Track: Any other Industrial Engineering and Operations Management related topics
Abstract
The work measurement standard of a given work is determined from the standard operating procedure of the work at hand, as well as from a work study program that captures the time taken to carry out all related activities. The activities must be both ‘capture-able’ and ‘analyzable’ in order to set the standard time, where specific values are assigned to defined time elements. Conventional assembly production works are routine, repeatable, have discrete cycle times, and have predictable patterns of execution as per the operating specifications. For this type of work, time studies (also known as ‘pre-determined time methods’) are able to capture and analyze time elements efficiently. However, factory works have become increasingly sophisticated and non-conventional.
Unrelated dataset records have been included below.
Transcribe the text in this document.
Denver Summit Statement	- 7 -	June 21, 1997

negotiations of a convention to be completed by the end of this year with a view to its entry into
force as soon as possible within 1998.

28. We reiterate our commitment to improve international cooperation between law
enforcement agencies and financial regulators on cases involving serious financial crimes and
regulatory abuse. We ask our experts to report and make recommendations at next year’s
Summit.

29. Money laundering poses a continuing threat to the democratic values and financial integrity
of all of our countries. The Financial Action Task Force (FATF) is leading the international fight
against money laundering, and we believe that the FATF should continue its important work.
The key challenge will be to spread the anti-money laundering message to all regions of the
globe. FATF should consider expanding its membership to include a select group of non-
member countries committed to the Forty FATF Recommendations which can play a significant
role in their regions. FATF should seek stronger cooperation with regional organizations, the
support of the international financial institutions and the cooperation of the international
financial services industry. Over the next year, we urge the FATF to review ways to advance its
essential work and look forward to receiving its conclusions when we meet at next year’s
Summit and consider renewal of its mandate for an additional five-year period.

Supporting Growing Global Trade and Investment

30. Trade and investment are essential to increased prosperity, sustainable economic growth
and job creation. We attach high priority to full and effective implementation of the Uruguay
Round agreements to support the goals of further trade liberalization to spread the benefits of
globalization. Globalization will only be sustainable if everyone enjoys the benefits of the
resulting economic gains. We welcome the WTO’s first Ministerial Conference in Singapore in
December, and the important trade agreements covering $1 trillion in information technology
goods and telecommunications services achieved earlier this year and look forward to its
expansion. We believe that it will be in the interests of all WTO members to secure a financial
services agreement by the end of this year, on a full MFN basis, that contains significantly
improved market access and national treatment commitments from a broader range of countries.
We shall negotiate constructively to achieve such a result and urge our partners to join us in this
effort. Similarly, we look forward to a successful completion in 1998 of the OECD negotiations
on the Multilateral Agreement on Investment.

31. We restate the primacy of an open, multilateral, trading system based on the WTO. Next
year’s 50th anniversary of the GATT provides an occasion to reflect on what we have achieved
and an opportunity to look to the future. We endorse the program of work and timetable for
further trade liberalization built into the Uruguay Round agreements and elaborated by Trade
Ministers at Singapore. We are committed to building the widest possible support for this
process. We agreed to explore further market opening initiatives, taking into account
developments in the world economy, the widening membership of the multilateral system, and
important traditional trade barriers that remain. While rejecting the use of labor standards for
Many portions of the work now possess opposite characteristics of the aforementioned, to the extent that conventional work measurement methods are no longer efficient in the development of the appropriate work measurement standards. In this paper, case studies are used to describe six characteristic attributes of time elements and the pertinent mapping of work measurement methods in a ‘data capture-able versus data analyzable’ quadrant, which can be used in the development of work measurement standards of non-conventional factory works. The purpose of the paper is to provide an insight of the capture-ability and analyzability of work data. This may prove useful in future workforce models, which are becoming more integrated in terms of ‘digital and human’ patterns rather than the routine human-only operations.